Usoni means “future” in Kiswahili. In its first game, Kenyan studio Jiwe envisions a world where Europe is hell and Africa is the new El Dorado.
My little Ophelia, listen to the legend of El Molo,” a deep female voice says in Kiswahili while I watch a tall woman walking through the desert. Exhausted and parched, the character stops, stands up straight, and opens her eyes. The voice continues: “She received a message from the sky, she looked around her. There was a black stone, she took it in her open hand, she spat on it. She threw it in the air, the stone fell back to earth, water began to flow, Lake Turkana was born.”
Twenty-seven years after listening to her mother tell the origin story of the Elmolo people, a grown-up Ophelia stands in the streets of a Paris that lies in ruins, unrecognizable. We are in 2063, and Europe has turned to hell. This is the starting point of Usoni, the first postapocalyptic video game produced in Africa.

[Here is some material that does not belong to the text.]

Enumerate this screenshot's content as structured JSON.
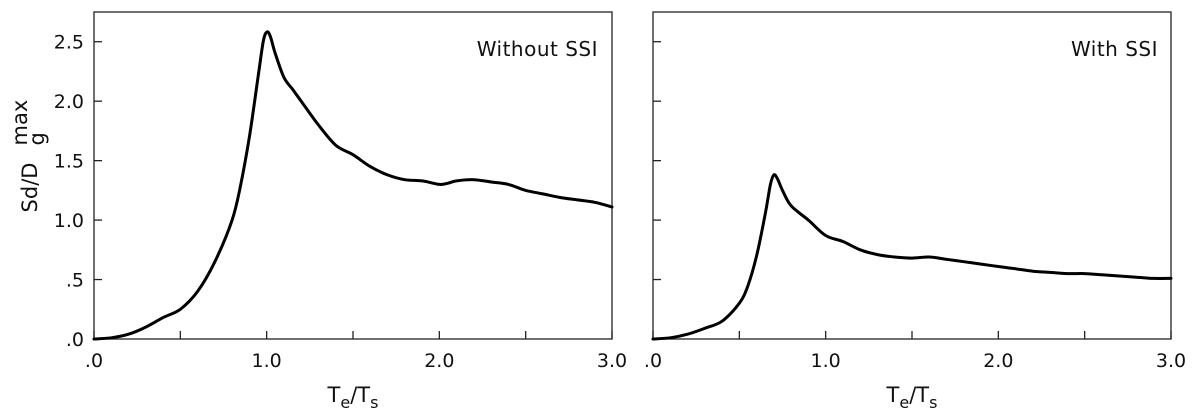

Its first part was released for PC and Android in February 2021 by the Kenyan studio Jiwe, which means “stone” in Kiswahili, East Africa’s main language.
Located in the arid plains of northern Kenya, Lake Turkana has the shape of an elongated fish and might be the cradle of humankind. It is also the location where the Usoni project started two decades ago. In 2001, French director Marc Rigaudis shot a TV documentary about the El Molo people, Kenya’s smallest ethnic group, whose language is at risk of disappearing.
I first met Rigaudis in Nairobi in 2013 when I interviewed him for a Swiss newspaper. One year earlier, this versatile creator, born in 1950 and sporting a ponytail and stubble, relocated from Japan to Kenya. There he took up a teaching position at USIU Africa.